An example of a sample table: https://github.com/therkildsen-lab/greenland-cod/blob/master/sample_lists/sample_table.tsv
An example of how a sample table can be created from a list of fastq file names and the original sample infomation sheet: https://github.com/therkildsen-lab/greenland-cod/blob/master/markdowns/create_sample_table_se_3.md
Install programs used
If you are not working on the Therkildsen server, you might need to intall the following programs to your machine. The program paths will then need to be inputted to each script (see script headers).
Trimmomatichttp://www.usadellab.org/cms/?page=trimmomaticfastphttps://github.com/OpenGene/fastpbowtie2http://bowtie-bio.sourceforge.net/bowtie2/index.shtmlPicardhttps://broadinstitute.github.io/picard/bamUtilhttps://github.com/statgen/bamUtilGenomeAnalysisTK-3.7https://software.broadinstitute.org/gatk/documentation/version-history.php?id=8692&page=3BBMaphttps://github.com/BioInfoTools/BBMap
Demultiplex
If your fastq file has not been demultiplex and if the barcodes are part of the fastq headers, use the following line to demultiplex. Replace the items in quotes with appropriate paths and names. An example of this workflow can be found here.
Each line in the barcode list should be in the format of i7sequence+i5sequence, and an example of such a barcode list can be found here.

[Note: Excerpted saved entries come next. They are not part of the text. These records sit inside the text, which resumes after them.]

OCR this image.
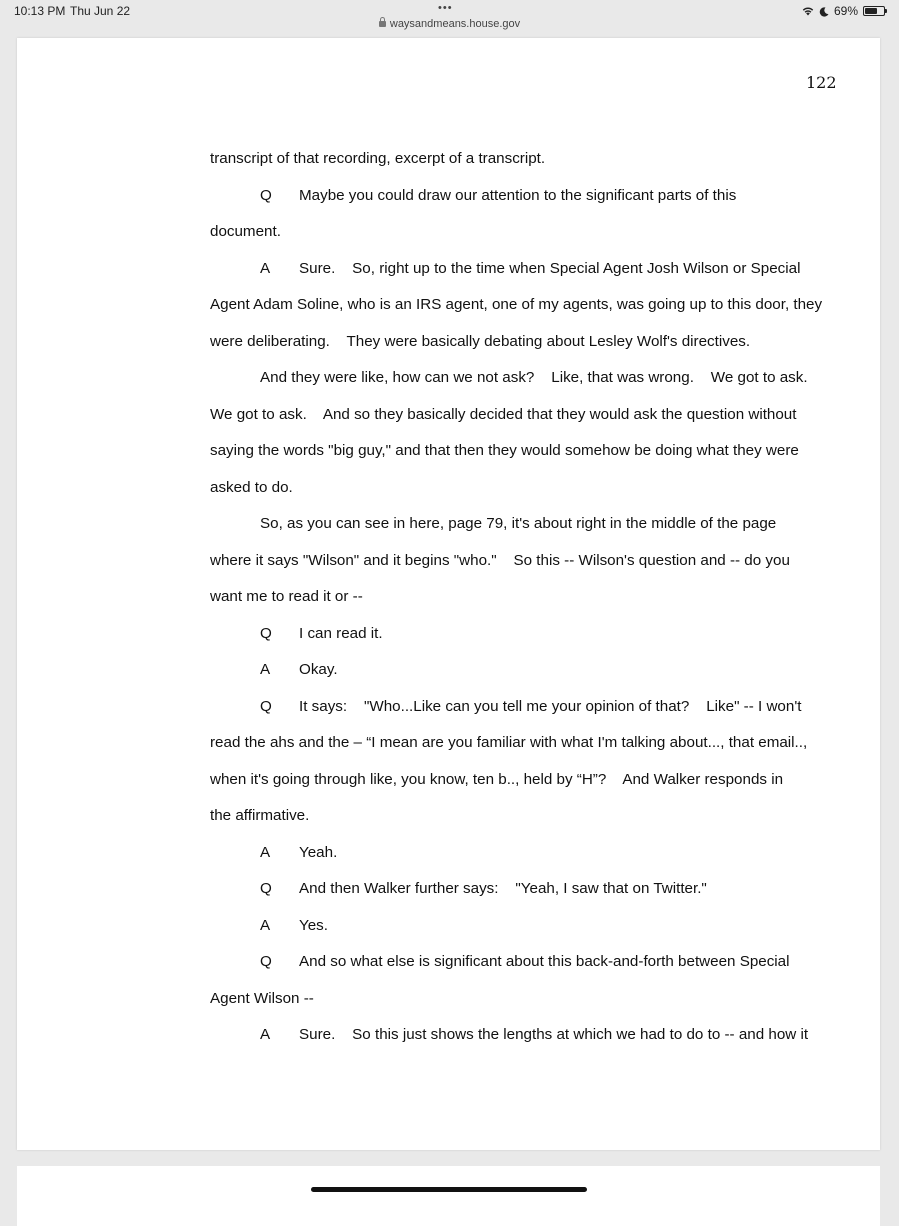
10:13 PM Thu Jun 22	•••
waysandmeans.house.gov
69%
122
transcript of that recording, excerpt of a transcript.
Q Maybe you could draw our attention to the significant parts of this
document.
A Sure.    So, right up to the time when Special Agent Josh Wilson or Special
Agent Adam Soline, who is an IRS agent, one of my agents, was going up to this door, they
were deliberating.    They were basically debating about Lesley Wolf's directives.
And they were like, how can we not ask?    Like, that was wrong.    We got to ask.
We got to ask.    And so they basically decided that they would ask the question without
saying the words "big guy," and that then they would somehow be doing what they were
asked to do.
So, as you can see in here, page 79, it's about right in the middle of the page
where it says "Wilson" and it begins "who."    So this -- Wilson's question and -- do you
want me to read it or --
Q I can read it.
A Okay.
Q It says:    "Who...Like can you tell me your opinion of that?    Like" -- I won't
read the ahs and the – “I mean are you familiar with what I'm talking about..., that email..,
when it's going through like, you know, ten b.., held by “H”?    And Walker responds in
the affirmative.
A Yeah.
Q And then Walker further says:    "Yeah, I saw that on Twitter."
A Yes.
Q And so what else is significant about this back-and-forth between Special
Agent Wilson --
A Sure.    So this just shows the lengths at which we had to do to -- and how it
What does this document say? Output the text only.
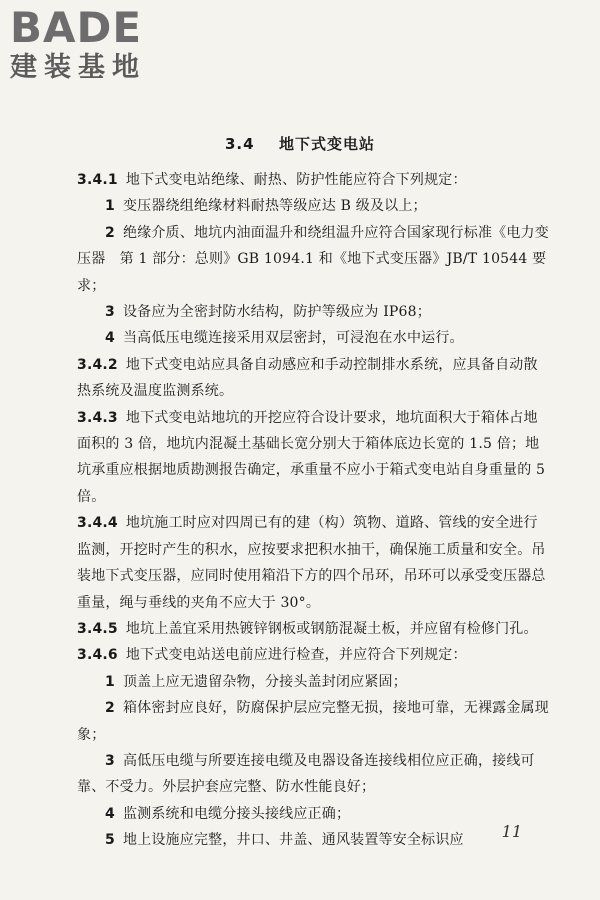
BADE
建装基地
3.4 地下式变电站

3.4.1 地下式变电站绝缘、耐热、防护性能应符合下列规定：

1 变压器绕组绝缘材料耐热等级应达 B 级及以上；

2 绝缘介质、地坑内油面温升和绕组温升应符合国家现行标准《电力变压器　第 1 部分：总则》GB 1094.1 和《地下式变压器》JB/T 10544 要求；

3 设备应为全密封防水结构，防护等级应为 IP68；

4 当高低压电缆连接采用双层密封，可浸泡在水中运行。

3.4.2 地下式变电站应具备自动感应和手动控制排水系统，应具备自动散热系统及温度监测系统。

3.4.3 地下式变电站地坑的开挖应符合设计要求，地坑面积大于箱体占地面积的 3 倍，地坑内混凝土基础长宽分别大于箱体底边长宽的 1.5 倍；地坑承重应根据地质勘测报告确定，承重量不应小于箱式变电站自身重量的 5 倍。

3.4.4 地坑施工时应对四周已有的建（构）筑物、道路、管线的安全进行监测，开挖时产生的积水，应按要求把积水抽干，确保施工质量和安全。吊装地下式变压器，应同时使用箱沿下方的四个吊环，吊环可以承受变压器总重量，绳与垂线的夹角不应大于 30°。

3.4.5 地坑上盖宜采用热镀锌钢板或钢筋混凝土板，并应留有检修门孔。

3.4.6 地下式变电站送电前应进行检查，并应符合下列规定：

1 顶盖上应无遗留杂物，分接头盖封闭应紧固；

2 箱体密封应良好，防腐保护层应完整无损，接地可靠，无裸露金属现象；

3 高低压电缆与所要连接电缆及电器设备连接线相位应正确，接线可靠、不受力。外层护套应完整、防水性能良好；

4 监测系统和电缆分接头接线应正确；

5 地上设施应完整，井口、井盖、通风装置等安全标识应	11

See demuxbyname.sh for details.
nohup bash /programs/bbmap-38.45/demuxbyname.sh \
in="Path to gzipped fastq files" \
in2="Path to gzipped fastq files if your have pair-end reads" \
out="Suffix of output names; this should start with a percentage sign (%)" \
out2="Suffix of output names if your have pair-end reads; this should start with a percentage sign (%)" \
outu=unknown_barcode_1.fastq.gz \
outu2=unknown_barcode_2.fastq.gz \
prefixmode=f \
names="Path to a list of barcode sequences" \
> "Path to the nohup file" &
After this is run, make sure to rename your demulitplexed fastq files so that the file names do not contain a plus sign (+), which can be a problem in downstream analyses.
Get started
-
Clip adapters using adapter_clipping.sh
-
Quality filtering using quality_filtering.sh (optional)
-
Build bowtie reference index using build_bowtie_ref_index.sh. This only needs to be done once with the same reference genome.
-
Map to reference, sort, and quality filter using low_coverage_mapping.sh
-
Merge samples that were sequenced multiple times on different lanes (or within the same lane, with different barcodes). You should write your own script to do this, but see an example here
-
Deduplicate (all samples) and clip overlapping read pairs (pair-end only) using deduplicate_clipoverlap.sh
-
In-del relignment using realign_indels.sh. This needs to be run in the
/bam/folder so that the realigned bam files can be outputted to the correct directory.
Optional steps
-
Check contamination or species composition in fastq files using run_species_detector.sh
-
Count fastq files using count_fastq.sh
-
Count bam files before merging using count_bam_unmerged.sh
-
Count bam files after merging using count_bam_merged.sh
-
Count per position depth using count_depth_per_position_per_sample.sh and summarize these using summarize_depth_per_position.R
Examples of the workflow
A few suggestions
-
Avoid using Excel to edit your sample tables and lists unless you know what you are doing, since it may lead to weird line ending issues (see example). If you are encoutering such issues, use the
dos2unixcommand to convert the file endings to Unix format. -
It is a good practice to have completely unique sample IDs. For example, having one sample named
1Codand another sample named11Codcan create unexpected problems. It would be much safer to name them01Codand11Cod.